Scarlet fever

Also Known As: Scarlet fever, Strep Thoat

Scarlet fever is a disease caused by exotoxin released by Streptococcus pyogenes. Once a major cause of death, it is now effectively treated with antibiotics. The term scarlatina may be used interchangeably with scarlet fever, though it is most often used to indicate the less acute form of scarlet fever seen since the beginning of the twentieth century.

This disease is most common in 4–8 year olds with males and females being equally affected.[3] By the age of 10 years most children have acquired protective antibodies and scarlet fever at this age or older is rare.[4][dubious ]

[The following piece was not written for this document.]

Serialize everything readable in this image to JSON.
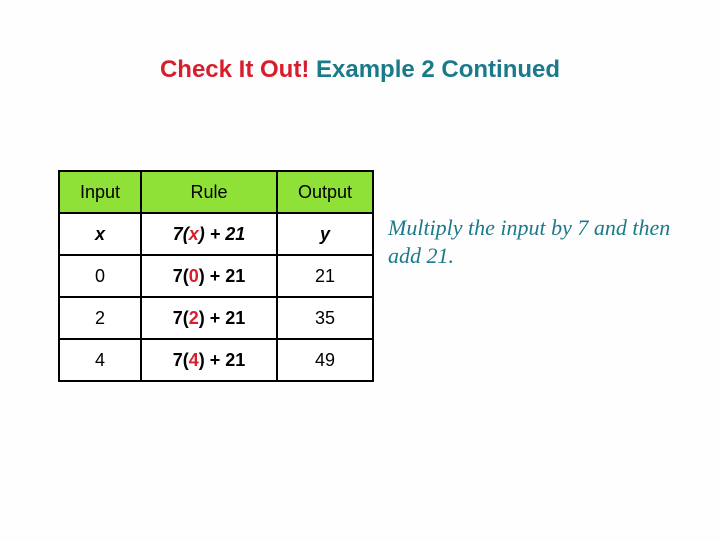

It is usually spread by the aerosol route (inhalation) but may also be spread by skin contact or by fomites. Although not normally considered a food borne illness an outbreak due to chicken meat has been reported in China.[5]

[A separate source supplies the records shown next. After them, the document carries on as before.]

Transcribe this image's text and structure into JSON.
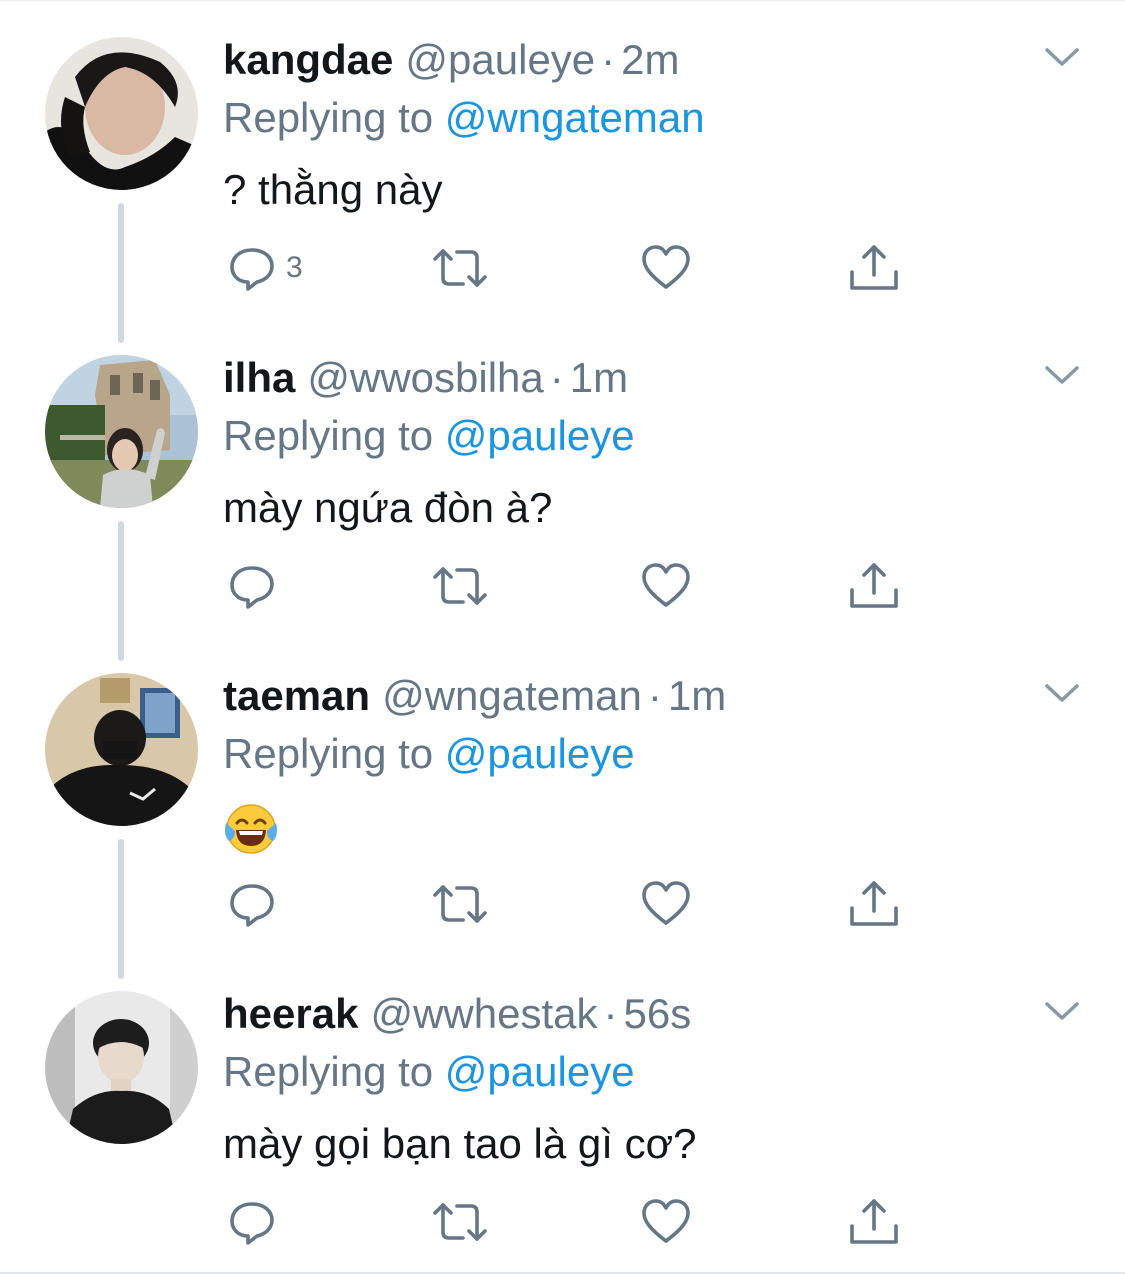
{
  "colors": {
    "text": "#14171a",
    "secondary": "#657786",
    "link": "#1b95e0",
    "thread_line": "#cfd9de",
    "divider": "#e6ecf0"
  },
  "tweets": [
    {
      "display_name": "kangdae",
      "handle": "@pauleye",
      "separator": "·",
      "time": "2m",
      "replying_prefix": "Replying to",
      "replying_to": "@wngateman",
      "text": "? thằng này",
      "reply_count": "3",
      "avatar_icon": "avatar-photo"
    },
    {
      "display_name": "ilha",
      "handle": "@wwosbilha",
      "separator": "·",
      "time": "1m",
      "replying_prefix": "Replying to",
      "replying_to": "@pauleye",
      "text": "mày ngứa đòn à?",
      "reply_count": "",
      "avatar_icon": "avatar-photo"
    },
    {
      "display_name": "taeman",
      "handle": "@wngateman",
      "separator": "·",
      "time": "1m",
      "replying_prefix": "Replying to",
      "replying_to": "@pauleye",
      "text": "😂",
      "reply_count": "",
      "avatar_icon": "avatar-photo"
    },
    {
      "display_name": "heerak",
      "handle": "@wwhestak",
      "separator": "·",
      "time": "56s",
      "replying_prefix": "Replying to",
      "replying_to": "@pauleye",
      "text": "mày gọi bạn tao là gì cơ?",
      "reply_count": "",
      "avatar_icon": "avatar-photo"
    }
  ],
  "icons": {
    "reply": "reply-icon",
    "retweet": "retweet-icon",
    "like": "heart-icon",
    "share": "share-icon",
    "more": "chevron-down-icon",
    "emoji": "face-with-tears-of-joy-icon"
  }
}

Asymptomatic carriage may occur in 15–20% of school-age children.

The incubation period is 1–4 days.


The disease itself is caused by secretion of pyrogenic exotoxins by the infecting Streptococcus.[6][7] Exotoxin A (speA) is probably the best studied of these toxins. It is carried by the bacteriophage T12 which integrates in to the Streptococcal genome from where the toxin is transcribed. The phage itself integrates into a serine tRNA gene on the chromosome.[8]

The T12 virus itself has not been placed into a taxon by the International Committee on Taxonomy of Viruses. It has a double stranded DNA genome and on morphological grounds appears to be a member of the Siphoviridae.

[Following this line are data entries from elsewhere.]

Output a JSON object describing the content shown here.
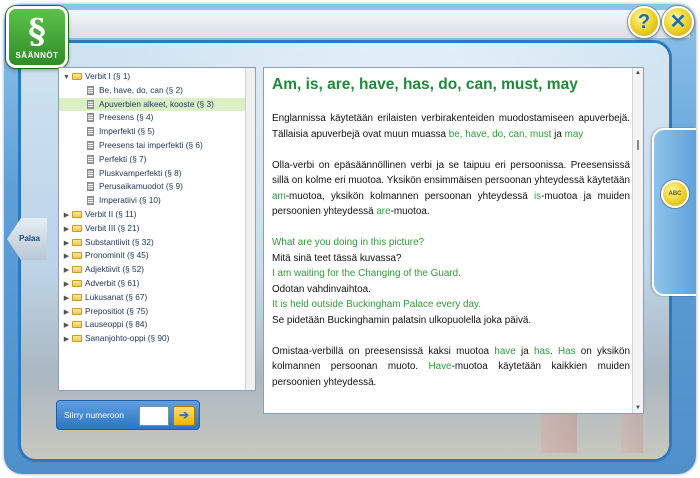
{
  "logo": {
    "mark": "§",
    "label": "SÄÄNNÖT"
  },
  "buttons": {
    "help": "?",
    "close": "✕",
    "back": "Palaa",
    "abc": "ABC"
  },
  "tree": [
    {
      "label": "Verbit I (§ 1)",
      "kind": "folder",
      "expanded": true
    },
    {
      "label": "Be, have, do, can (§ 2)",
      "kind": "doc"
    },
    {
      "label": "Apuverbien alkeet, kooste (§ 3)",
      "kind": "doc",
      "selected": true
    },
    {
      "label": "Preesens (§ 4)",
      "kind": "doc"
    },
    {
      "label": "Imperfekti (§ 5)",
      "kind": "doc"
    },
    {
      "label": "Preesens tai imperfekti (§ 6)",
      "kind": "doc"
    },
    {
      "label": "Perfekti (§ 7)",
      "kind": "doc"
    },
    {
      "label": "Pluskvamperfekti (§ 8)",
      "kind": "doc"
    },
    {
      "label": "Perusaikamuodot (§ 9)",
      "kind": "doc"
    },
    {
      "label": "Imperatiivi (§ 10)",
      "kind": "doc"
    },
    {
      "label": "Verbit II (§ 11)",
      "kind": "folder"
    },
    {
      "label": "Verbit III (§ 21)",
      "kind": "folder"
    },
    {
      "label": "Substantiivit (§ 32)",
      "kind": "folder"
    },
    {
      "label": "Pronominit (§ 45)",
      "kind": "folder"
    },
    {
      "label": "Adjektiivit (§ 52)",
      "kind": "folder"
    },
    {
      "label": "Adverbit (§ 61)",
      "kind": "folder"
    },
    {
      "label": "Lukusanat (§ 67)",
      "kind": "folder"
    },
    {
      "label": "Prepositiot (§ 75)",
      "kind": "folder"
    },
    {
      "label": "Lauseoppi (§ 84)",
      "kind": "folder"
    },
    {
      "label": "Sananjohto-oppi (§ 90)",
      "kind": "folder"
    }
  ],
  "goto": {
    "label": "Siirry numeroon",
    "value": "",
    "button": "➔"
  },
  "content": {
    "title": "Am, is, are, have, has, do, can, must, may",
    "p1": {
      "text": "Englannissa käytetään erilaisten verbirakenteiden muodostamiseen apuverbejä. Tällaisia apuverbejä ovat muun muassa ",
      "g1": "be, have, do, can, must",
      "mid": " ja ",
      "g2": "may"
    },
    "p2": {
      "t1": "Olla-verbi on epäsäännöllinen verbi ja se taipuu eri persoonissa. Preesensissä sillä on kolme eri muotoa. Yksikön ensimmäisen persoonan yhteydessä käytetään ",
      "g1": "am",
      "t2": "-muotoa, yksikön kolmannen persoonan yhteydessä ",
      "g2": "is",
      "t3": "-muotoa ja muiden persoonien yhteydessä ",
      "g3": "are",
      "t4": "-muotoa."
    },
    "examples": [
      {
        "en": "What are you doing in this picture?",
        "fi": "Mitä sinä teet tässä kuvassa?"
      },
      {
        "en": "I am waiting for the Changing of the Guard.",
        "fi": "Odotan vahdinvaihtoa."
      },
      {
        "en": "It is held outside Buckingham Palace every day.",
        "fi": "Se pidetään Buckinghamin palatsin ulkopuolella joka päivä."
      }
    ],
    "p3": {
      "t1": "Omistaa-verbillä on preesensissä kaksi muotoa ",
      "g1": "have",
      "t2": " ja ",
      "g2": "has",
      "t3": ". ",
      "g3": "Has",
      "t4": " on yksikön kolmannen persoonan muoto. ",
      "g4": "Have",
      "t5": "-muotoa käytetään kaikkien muiden persoonien yhteydessä."
    }
  }
}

The speA gene was cloned and sequenced in 1986.[9] It is 753 base pairs in length and encodes a 29.244 kiloDalton (kDa) protein. The protein contains a putative 30 amino acid signal peptide: removal of the signal sequence gives a predicted molecular weight of 25.787 (kDa) for the secreted protein. Both a promoter and a ribosome binding site (Shine-Dalgarno sequence) are present upstream of the gene. A transcriptional terminator is located 69 bases downstream from the translational termination codon. The carboxy terminal portion of the protein exhibits extensive homology with the carboxy terminus of Staphylococcus aureus enterotoxins B and C1.

Streptococcal phages other than T12 may also carry the speA gene.[10]

Symptoms and signs

Scarlet fever is characterized by:

  • the rash is fine, red and rough-textured
  • blanches upon pressure
  • appears 12–72 hours after the fever
  • generally starts on the chest, armpits and behind the ears. It may also involve the groin.
  • spares the face (although some circumoral pallor is characteristic)
  • is worse in the skin folds. These Pastia lines (where the rash runs together in the armpits and groin) appear and can persist after the rash is gone.
  • may spread to cover the uvula
  • begins to fade three to four days after onset and desquamation (peeling) begins. "This phase begins with flakes peeling from the face. Peeling from the palms and around the fingers occurs about a week later."[11] Peeling also occurs in axilla, groin and tips of the fingers and toes.[12]


Diagnosis of scarlet fever is clinical. The blood test shows marked leukocytosis with neutrophilia and conservated or increased eosinophils, high erythrocyte sedimentation rate (ESR) and C-reactive protein (CRP) (both indications of inflammation), and elevation of antistreptolysin O titer. Blood culture is rarely positive but the streptococci can usually be demonstrated in throat culture.